In the end, President Clinton's strategy paid off: Yugoslav President Slobodan Milosevic capitulated without NATO having to send in ground forces. What's a little disturbing is the unwillingness of the president's critics in Congress and the media to credit him with success.
True, air power alone wasn't quite enough to do the job. A late-in-the-game Kosovo Liberation Army offensive flushed Yugoslav troops into the open where they took heavy casualties from NATO bombers. And Mr. Clinton made known that he was near deciding to send in infantry and armor.
NATO erred in taking the ground troops option off the table from the start, but that may well have been the only way the alliance could stay united. If that's true, hindsight appears to justify NATO's decision - this time. Clinton and fellow NATO leaders deserve credit for staying the course.

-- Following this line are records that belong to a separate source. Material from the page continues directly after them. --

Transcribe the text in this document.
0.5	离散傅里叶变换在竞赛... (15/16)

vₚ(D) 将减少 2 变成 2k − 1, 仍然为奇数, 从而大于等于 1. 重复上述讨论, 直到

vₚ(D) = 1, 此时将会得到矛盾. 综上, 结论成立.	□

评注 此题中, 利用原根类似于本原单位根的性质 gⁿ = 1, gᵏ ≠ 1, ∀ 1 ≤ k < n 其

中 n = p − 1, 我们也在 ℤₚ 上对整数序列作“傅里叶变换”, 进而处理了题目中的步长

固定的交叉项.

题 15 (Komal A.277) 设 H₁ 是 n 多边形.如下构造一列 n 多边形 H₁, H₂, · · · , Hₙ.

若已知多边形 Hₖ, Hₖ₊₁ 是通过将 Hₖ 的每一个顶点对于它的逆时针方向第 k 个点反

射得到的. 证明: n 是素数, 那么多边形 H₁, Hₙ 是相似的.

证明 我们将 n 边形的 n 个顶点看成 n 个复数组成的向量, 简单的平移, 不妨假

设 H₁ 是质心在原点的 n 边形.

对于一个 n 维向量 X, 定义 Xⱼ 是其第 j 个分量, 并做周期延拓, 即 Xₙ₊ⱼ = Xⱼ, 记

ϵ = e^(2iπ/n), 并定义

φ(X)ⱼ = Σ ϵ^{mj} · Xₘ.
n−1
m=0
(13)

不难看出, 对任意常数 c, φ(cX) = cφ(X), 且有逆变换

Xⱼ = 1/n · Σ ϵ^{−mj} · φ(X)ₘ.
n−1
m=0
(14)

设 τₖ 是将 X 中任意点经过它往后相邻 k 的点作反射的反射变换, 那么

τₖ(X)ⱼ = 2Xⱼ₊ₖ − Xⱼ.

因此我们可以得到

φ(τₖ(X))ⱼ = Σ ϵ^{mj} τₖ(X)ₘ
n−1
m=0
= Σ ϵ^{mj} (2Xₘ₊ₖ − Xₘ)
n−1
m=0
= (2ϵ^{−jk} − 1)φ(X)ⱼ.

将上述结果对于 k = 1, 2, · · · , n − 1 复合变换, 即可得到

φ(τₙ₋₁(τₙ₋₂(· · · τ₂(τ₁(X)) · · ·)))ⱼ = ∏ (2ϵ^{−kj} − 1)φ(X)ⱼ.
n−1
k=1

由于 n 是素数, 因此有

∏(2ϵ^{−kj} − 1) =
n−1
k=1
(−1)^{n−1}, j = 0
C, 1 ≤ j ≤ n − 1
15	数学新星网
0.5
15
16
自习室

The Republican reaction has been disappointing at best. Many on Capitol Hill and among the GOP presidential candidates pooh-pooh talk of victory and grouse that the president caused the very humanitarian disaster he said NATO was trying to prevent. Having labeled this "Clinton's war," critics now find themselves in a box, given its successful conclusion.

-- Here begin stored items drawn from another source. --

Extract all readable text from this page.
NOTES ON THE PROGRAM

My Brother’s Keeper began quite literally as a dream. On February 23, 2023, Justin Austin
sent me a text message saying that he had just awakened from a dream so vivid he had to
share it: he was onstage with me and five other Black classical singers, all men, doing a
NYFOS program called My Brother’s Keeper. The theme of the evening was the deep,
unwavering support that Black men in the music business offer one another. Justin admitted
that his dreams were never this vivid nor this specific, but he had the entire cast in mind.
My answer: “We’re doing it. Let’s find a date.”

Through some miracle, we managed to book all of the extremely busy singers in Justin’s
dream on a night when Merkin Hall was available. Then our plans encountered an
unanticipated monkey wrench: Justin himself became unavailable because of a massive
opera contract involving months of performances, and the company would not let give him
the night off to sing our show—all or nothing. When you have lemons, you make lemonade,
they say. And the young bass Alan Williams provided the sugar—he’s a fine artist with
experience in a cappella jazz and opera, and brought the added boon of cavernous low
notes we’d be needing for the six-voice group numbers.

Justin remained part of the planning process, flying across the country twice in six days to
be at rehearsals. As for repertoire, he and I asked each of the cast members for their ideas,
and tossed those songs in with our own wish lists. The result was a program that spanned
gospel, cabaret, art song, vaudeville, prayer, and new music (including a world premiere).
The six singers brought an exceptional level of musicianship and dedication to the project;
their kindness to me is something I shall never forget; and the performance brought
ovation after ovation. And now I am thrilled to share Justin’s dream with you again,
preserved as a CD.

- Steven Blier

NATO's aircraft were unable to halt the eviction, murder, and rape of Albanian Kosovars, but they did not cause that barbarism. President Milosevic began his "ethnic cleansing" campaign a full year before the NATO bombing started. What changed were his village-at-a-time tactics, which morphed into a mass campaign NATO didn't foresee.
If anything, the argument can be made that NATO should have employed military force sooner, especially given Milosevic's record in Slovenia, Croatia, and Bosnia. Such questions will undoubtedly be debated for years.
Much of the GOP criticism of this war was based, not on strategic and military considerations, but on Republicans' profound dislike of this president. That is not a proper basis for determining public policy, especially in the national-security realm. It's well past time for the GOP to get over it and concentrate on enacting a positive program to take to the voters next year. That means working with Clinton, like it or not.
In Kosovo, the tough part now begins: building the peace, preparing for the return of more than 1 million refugees, organizing a civil administration. The alliance should also work toward Milosevic's removal from office and his delivery to The Hague to stand trial before the International War Crimes Tribunal.